In freier Wildbahn bekommt man sie kaum einmal zu Gesicht, und wenn, dann ist es kein gutes Zeichen: Meeresschildkröten gehören zu den scheuen Spezies. Aber nicht nur das: Die Reptilien sind auch besonders gefährdet. Immer wieder kommen Exemplare ums Leben, weil sie sich in Fischernetzen verfangen, Plastikmüll fressen oder Angelhaken verschlucken. Auch verletzte Tiere gelangen hin und wieder an einen der Strände der Insel.
Für solche Fälle gibt es seit dem Jahr 1998 im Marineland-Aquarium in Calvià eine spezielle Pflegestation, in der geschwächte Schildkröten wieder aufgepäppelt werden. Einmal im Jahr lassen die Biologen dann mehrere Exemplare wieder frei, in der Regel auf der naturgeschützten Insel Cabrera. Um die Aufmerksamkeit der Öffentlichkeit zu garantieren, übernehmen meist ranghohe Inselpolitiker das „Schildkröten-Freilassen“. Diesmal hatten sich Ministerpräsident José Ramón Bauzá und Umweltminister Gabriel Company bereit erklärt.
Zu Wasser gelassen wurden zwei Exemplare der Unechten Karettschildkröte (Caretta caretta), die im Mittelmeer besonders häufig vorkommt.
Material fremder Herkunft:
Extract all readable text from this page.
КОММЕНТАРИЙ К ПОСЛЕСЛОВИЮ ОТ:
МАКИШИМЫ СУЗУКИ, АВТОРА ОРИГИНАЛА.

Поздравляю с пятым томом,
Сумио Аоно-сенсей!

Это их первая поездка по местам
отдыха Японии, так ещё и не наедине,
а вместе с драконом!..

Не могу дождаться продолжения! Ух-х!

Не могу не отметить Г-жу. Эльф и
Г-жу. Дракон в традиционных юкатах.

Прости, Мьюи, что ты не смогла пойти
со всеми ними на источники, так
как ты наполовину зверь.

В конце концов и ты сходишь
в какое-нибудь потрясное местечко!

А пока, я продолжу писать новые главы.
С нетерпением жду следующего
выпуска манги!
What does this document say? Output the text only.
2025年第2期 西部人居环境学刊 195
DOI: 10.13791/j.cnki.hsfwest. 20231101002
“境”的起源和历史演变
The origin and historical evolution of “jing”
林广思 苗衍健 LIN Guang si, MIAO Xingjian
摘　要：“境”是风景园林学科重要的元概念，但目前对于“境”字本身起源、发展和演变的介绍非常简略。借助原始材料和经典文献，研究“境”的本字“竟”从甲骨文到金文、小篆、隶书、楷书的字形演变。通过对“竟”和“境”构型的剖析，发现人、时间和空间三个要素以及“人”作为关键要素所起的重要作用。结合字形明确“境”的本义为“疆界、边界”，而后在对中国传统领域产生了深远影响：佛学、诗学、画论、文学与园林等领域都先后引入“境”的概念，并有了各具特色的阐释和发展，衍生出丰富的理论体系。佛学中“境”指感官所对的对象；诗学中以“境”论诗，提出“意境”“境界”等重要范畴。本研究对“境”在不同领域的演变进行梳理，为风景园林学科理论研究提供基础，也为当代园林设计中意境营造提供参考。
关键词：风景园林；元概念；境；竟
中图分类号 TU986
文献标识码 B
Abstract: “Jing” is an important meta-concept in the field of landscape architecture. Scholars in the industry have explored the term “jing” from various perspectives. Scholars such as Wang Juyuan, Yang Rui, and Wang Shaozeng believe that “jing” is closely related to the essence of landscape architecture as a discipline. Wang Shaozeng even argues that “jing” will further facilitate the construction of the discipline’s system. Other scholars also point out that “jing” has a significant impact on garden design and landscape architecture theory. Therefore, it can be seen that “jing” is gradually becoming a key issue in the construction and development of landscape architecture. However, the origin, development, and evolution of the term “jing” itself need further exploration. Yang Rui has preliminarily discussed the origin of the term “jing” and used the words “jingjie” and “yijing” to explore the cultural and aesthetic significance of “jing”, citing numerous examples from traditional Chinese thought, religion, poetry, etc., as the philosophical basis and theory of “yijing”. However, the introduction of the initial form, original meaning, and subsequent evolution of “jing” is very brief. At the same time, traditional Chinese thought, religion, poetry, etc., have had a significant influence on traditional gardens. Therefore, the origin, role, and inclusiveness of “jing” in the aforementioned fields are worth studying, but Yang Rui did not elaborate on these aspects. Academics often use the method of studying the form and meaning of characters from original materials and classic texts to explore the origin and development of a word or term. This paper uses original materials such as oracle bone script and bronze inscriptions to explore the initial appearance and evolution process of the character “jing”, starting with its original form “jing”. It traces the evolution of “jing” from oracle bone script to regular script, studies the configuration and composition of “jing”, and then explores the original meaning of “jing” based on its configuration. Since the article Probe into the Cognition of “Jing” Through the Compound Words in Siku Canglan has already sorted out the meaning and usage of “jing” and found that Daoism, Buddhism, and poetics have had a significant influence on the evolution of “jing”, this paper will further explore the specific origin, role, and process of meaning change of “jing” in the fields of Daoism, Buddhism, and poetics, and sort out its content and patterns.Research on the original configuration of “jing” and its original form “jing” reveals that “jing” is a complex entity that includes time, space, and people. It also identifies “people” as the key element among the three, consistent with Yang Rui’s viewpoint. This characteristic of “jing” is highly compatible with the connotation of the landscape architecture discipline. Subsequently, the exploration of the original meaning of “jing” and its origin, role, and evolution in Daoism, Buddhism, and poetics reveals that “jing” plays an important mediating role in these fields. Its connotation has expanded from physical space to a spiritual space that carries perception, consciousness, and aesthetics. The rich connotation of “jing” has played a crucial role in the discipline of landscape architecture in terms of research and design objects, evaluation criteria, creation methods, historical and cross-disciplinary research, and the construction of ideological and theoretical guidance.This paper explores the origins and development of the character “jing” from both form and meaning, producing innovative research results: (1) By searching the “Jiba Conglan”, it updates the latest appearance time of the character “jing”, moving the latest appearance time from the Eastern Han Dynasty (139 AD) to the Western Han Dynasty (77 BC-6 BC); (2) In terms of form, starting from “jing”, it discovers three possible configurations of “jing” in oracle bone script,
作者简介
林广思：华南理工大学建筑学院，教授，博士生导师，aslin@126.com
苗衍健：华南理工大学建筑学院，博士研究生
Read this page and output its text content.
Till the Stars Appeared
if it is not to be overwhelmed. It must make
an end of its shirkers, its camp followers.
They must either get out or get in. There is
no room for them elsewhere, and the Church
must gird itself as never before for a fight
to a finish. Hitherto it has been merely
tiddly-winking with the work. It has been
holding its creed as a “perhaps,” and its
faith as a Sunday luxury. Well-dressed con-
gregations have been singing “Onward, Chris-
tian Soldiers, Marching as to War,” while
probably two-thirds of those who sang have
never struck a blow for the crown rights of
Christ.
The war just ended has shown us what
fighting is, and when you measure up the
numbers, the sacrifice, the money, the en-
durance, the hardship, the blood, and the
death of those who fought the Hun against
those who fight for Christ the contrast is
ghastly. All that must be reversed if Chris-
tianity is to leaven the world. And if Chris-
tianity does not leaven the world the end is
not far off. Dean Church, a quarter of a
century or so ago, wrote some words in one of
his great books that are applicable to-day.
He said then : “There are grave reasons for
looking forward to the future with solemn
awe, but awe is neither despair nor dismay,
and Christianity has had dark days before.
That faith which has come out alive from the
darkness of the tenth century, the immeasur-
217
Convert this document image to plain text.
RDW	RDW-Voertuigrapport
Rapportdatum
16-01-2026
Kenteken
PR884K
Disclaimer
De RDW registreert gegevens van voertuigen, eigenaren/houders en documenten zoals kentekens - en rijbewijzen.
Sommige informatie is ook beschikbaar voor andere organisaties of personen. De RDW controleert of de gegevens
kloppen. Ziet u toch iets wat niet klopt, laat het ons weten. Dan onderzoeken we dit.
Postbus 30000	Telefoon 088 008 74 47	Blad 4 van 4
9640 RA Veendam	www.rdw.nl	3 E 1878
Die 26 beziehungsweise 45 Kilo schweren Tiere waren vor Monaten verletzt nach Marineland gebracht worden und dort wieder zu Kräften gekommen.
„Die Gesellschaft muss sich im Klaren darüber sein, dass in 90 Prozent der Fälle die Menschen dafür verantwortlich sind, wenn sich Schildkröten verletzen“, sagte die Marineland-Biologin Gloria Fernández im Rahmen der Aktion auf Cabrera. Seit 1998 seien vor Mallorcas Küste 708 Tiere geborgen worden. Man solle keinen Plastikmüll ins Meer werfen, so Fernández, und die Notrufnummer 112 wählen, falls man eine verletzte Schildkröte entdecke.